Un tribunal de Bangladesh emitió el 17 de noviembre de 2025 una condena a muerte contra Sheikh Hasina, acusada de crímenes contra la humanidad por la violencia ejercida durante las protestas antigubernamentales.
La decisión se fundamenta en datos judiciales vinculados a la represión que dejó más de 800 víctimas fatales durante manifestaciones populares.
Hasina, quien ocupó el cargo de primera ministra entre 2009 y 2014, enfrenta además solicitudes formales de extradición desde Bangladesh hacia India, donde según autoridades locales, estaría refugiada.
Los cargos judiciales acusan a su gestión de ordenar el uso excesivo de la fuerza contra manifestantes que se oponían a medidas gubernamentales polémicas.
Contexto y cifras de las protestas
Las manifestaciones comenzaron en 2024 y se extendieron durante varios meses, impulsadas por sectores opositores que denunciaban políticas represivas y falta de diálogo democrático.

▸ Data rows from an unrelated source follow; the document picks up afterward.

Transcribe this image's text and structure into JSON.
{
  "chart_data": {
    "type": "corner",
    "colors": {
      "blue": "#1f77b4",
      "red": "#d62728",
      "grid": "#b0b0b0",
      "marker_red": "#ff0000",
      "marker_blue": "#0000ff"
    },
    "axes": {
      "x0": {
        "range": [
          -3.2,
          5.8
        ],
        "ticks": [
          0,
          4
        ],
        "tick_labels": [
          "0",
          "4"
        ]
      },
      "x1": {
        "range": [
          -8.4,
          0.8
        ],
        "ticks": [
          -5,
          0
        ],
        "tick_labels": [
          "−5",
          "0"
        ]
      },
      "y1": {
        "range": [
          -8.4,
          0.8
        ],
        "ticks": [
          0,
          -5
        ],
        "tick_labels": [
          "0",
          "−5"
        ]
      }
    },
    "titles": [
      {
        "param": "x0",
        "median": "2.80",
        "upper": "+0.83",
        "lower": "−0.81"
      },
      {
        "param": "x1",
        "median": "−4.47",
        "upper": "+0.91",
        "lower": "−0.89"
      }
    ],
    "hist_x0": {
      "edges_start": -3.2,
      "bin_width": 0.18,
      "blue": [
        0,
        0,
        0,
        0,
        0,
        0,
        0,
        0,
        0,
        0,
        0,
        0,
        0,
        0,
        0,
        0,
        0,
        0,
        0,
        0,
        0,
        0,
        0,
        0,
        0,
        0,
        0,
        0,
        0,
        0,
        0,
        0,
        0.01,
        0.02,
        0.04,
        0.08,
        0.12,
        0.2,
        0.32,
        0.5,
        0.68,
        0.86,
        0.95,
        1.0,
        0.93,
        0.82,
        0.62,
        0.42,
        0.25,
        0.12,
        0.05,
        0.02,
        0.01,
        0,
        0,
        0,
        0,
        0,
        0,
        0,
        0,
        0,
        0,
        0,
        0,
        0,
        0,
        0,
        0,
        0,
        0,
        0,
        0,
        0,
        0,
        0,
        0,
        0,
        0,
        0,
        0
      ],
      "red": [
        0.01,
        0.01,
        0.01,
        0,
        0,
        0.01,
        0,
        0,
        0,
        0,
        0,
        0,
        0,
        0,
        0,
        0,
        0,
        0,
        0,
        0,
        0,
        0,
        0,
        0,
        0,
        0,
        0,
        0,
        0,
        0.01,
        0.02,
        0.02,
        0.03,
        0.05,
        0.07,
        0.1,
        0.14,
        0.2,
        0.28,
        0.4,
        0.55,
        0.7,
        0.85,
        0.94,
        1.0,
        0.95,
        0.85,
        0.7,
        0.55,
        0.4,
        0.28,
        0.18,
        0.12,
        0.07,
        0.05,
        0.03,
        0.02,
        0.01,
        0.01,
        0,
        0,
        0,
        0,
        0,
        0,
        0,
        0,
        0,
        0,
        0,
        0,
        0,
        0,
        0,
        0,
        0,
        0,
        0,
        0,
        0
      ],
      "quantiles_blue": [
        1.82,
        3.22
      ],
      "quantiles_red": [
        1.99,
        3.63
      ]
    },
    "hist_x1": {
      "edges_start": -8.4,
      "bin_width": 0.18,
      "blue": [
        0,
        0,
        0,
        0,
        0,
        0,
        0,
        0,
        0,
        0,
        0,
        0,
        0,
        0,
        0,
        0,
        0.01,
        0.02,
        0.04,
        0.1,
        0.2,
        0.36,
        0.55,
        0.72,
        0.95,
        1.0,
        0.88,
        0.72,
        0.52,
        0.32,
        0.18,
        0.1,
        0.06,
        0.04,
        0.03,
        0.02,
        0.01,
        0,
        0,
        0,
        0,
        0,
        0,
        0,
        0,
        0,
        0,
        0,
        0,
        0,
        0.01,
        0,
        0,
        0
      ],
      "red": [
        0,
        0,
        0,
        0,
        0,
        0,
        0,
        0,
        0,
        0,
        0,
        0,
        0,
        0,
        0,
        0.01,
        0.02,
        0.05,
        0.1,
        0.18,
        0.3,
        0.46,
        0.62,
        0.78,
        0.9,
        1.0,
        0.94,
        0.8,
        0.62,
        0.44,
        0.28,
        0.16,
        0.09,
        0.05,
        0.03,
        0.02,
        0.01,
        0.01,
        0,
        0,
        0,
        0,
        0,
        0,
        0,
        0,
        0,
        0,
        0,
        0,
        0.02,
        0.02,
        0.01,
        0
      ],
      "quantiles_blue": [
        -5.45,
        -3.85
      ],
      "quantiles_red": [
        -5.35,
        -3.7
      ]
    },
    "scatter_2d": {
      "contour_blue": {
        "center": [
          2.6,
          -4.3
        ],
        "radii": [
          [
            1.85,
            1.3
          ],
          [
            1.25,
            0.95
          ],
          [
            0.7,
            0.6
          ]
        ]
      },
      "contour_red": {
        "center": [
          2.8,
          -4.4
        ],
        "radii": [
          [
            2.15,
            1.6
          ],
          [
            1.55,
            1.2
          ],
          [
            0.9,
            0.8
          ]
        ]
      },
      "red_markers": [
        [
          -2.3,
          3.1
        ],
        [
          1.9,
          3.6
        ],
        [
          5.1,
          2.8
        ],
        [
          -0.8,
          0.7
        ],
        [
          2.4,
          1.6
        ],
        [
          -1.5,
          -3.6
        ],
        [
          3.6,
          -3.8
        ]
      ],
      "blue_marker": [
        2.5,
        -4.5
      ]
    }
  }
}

Documentos oficiales señalan que, en el operativo de control, fueron muertas 800 personas y cientos resultaron heridas. Expertos internacionales han cuestionado la proporcionalidad y legalidad de las acciones represivas.
El caso ha sido objeto de atención global, dado el impacto humanitario y político que representa para la región. Organizaciones internacionales de derechos humanos han expresado preocupación por la escalada de violencia política en Bangladesh.